Parmi les défis à relever figure la réforme du Secrétariat de l’OMM du point de vue de sa structure et de ses méthodes de travail. Pour la structure et le personnel du Secrétariat, le travail devrait être terminé avant la fin de 2019. En tant que Secrétaire général, j’ai été chargé par le Dix-huitième Congrès de rationaliser les tâches administratives, de moderniser les processus et d’améliorer leur efficacité. L’OMM a déjà publié des postes et sélectionné les membres de l’équipe de direction. Au besoin, nous rédigerons des descriptifs de poste moins spécifiques pour les administrateurs et encouragerons la rotation du personnel. Nous centraliserons davantage les ressources administratives et confierons de nouvelles tâches au personnel administratif à la suite des progrès technologiques.
Selon vous, quels seront les principaux obstacles à surmonter pour mettre en œuvre la réforme dans la structure et la culture de l’OMM? Comment allez-vous vous y prendre?
M. Taalas: Il faudra non seulement modifier les structures des organes constituants et du Secrétariat, mais aussi veiller aux changements culturels. Si nous renonçons au cloisonnement au profit d’un traitement intégré du temps, du climat, de l’eau, des océans et de la composition de l’atmosphère, nous aurons l’occasion de donner une impulsion nouvelle au système terrestre et d’encourager les services multidangers et les prévisions continues à toutes les échelles. Ces perspectives plus larges offriront des opportunités extraordinaires à toute la communauté de l’OMM, ainsi qu’à chaque expert.

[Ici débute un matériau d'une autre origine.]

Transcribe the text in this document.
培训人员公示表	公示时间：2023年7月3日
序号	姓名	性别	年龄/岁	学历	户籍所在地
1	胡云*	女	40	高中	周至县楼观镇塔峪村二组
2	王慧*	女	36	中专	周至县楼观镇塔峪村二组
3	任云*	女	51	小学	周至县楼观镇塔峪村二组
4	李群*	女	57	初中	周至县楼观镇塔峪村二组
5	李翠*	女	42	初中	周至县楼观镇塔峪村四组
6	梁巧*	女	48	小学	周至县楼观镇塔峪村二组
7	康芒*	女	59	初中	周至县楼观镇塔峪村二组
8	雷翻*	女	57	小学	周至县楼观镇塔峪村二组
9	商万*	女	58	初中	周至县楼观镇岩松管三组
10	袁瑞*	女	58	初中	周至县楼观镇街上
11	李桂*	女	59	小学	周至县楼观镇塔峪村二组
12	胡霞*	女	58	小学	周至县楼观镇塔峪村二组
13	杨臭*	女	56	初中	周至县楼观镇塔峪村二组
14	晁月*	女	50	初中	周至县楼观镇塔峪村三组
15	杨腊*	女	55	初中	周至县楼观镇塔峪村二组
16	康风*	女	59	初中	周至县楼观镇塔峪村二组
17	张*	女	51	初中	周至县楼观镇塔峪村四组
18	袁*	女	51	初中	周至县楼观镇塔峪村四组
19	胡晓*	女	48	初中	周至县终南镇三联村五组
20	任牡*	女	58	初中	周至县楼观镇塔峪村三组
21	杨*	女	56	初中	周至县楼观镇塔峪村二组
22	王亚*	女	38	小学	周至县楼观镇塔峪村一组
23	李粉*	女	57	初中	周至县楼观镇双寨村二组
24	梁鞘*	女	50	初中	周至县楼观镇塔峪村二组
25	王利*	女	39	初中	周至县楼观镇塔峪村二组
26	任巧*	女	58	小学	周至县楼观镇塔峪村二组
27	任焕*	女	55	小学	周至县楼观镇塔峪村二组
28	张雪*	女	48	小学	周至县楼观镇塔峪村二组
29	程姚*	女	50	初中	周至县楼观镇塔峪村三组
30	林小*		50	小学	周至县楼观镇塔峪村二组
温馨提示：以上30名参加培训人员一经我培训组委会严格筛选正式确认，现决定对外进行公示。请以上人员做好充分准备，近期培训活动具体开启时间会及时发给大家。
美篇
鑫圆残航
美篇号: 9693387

Les personnes, comme les organisations, ont une tendance naturelle à s’opposer au changement. Quatre ans, c’est une période relativement courte pour instaurer une nouvelle mentalité et faire en sorte que l’esprit et la culture du cloisonnement ne puisse regagner l’OMM. Quelles stratégies et quels outils allez-vous utiliser pour bien ancrer le changement?
M. Taalas: La réforme a été menée à bien par l’ensemble de la communauté. Le personnel et les Membres de l’OMM ont fait preuve d’un enthousiasme et d’une motivation impressionnants. À mon avis, personne ne voudra revenir en arrière lorsque le processus commencera à porter ses fruits: on demande de plus en plus de compétences spécialisées, de services et de connaissances dans les domaines de la météorologie, de la climatologie et de l’hydrologie. Nos nouveaux modèles opérationnels nous seront d’une aide précieuse pour répondre à cette demande.
Vous évoquiez tout à l’heure de grands défis, tels que le maintien du libre‑échange des données et le décloisonnement. Comment allez-vous les relever au cours de votre prochain mandat?
M. Taalas: En faisant davantage intervenir le personnel du Secrétariat et les experts des États Membres dans la planification et la mise en œuvre du processus qui s’est déjà amorcé. L’un de nos défis – qu’on peut aussi considérer comme une opportunité – est d’associer plus d’experts de tous les États et territoires Membres de l’OMM aux travaux des nouvelles commissions techniques et des nouveaux organes de recherche, comme le prévoit la réforme. Un autre défi est d’œuvrer de concert avec des partenaires pour le développement, tels que la Banque mondiale, le Fonds vert pour le climat et le PNUD, de même qu’avec des organismes apparentés, tels que l’OMS, la FAO, l’UNESCO, l’OACI, l’OMI et le PNUE, afin d’accroître la portée des compétences de l’OMM et d’apporter une aide aux Membres des pays en développement ou des pays les moins avancés.
Vous êtes-vous fixé d’autres missions pour votre prochain mandat?
M. Taalas: Les Nations Unies sont parvenues à soutenir un vaste programme de développement planétaire, notamment en faveur de la santé, de l’atténuation des crises, de l’éducation, de la croissance économique et des genres. Aujourd’hui, l’ONU doit avant tout veiller à l’atténuation du changement climatique, à l’adaptation à ses effets et à la limitation de la croissance démographique. Au sein de la famille des Nations Unies, l’OMM est l’organisation qui joue le rôle le plus prépondérant pour l’atténuation du changement climatique et l’adaptation à ses effets.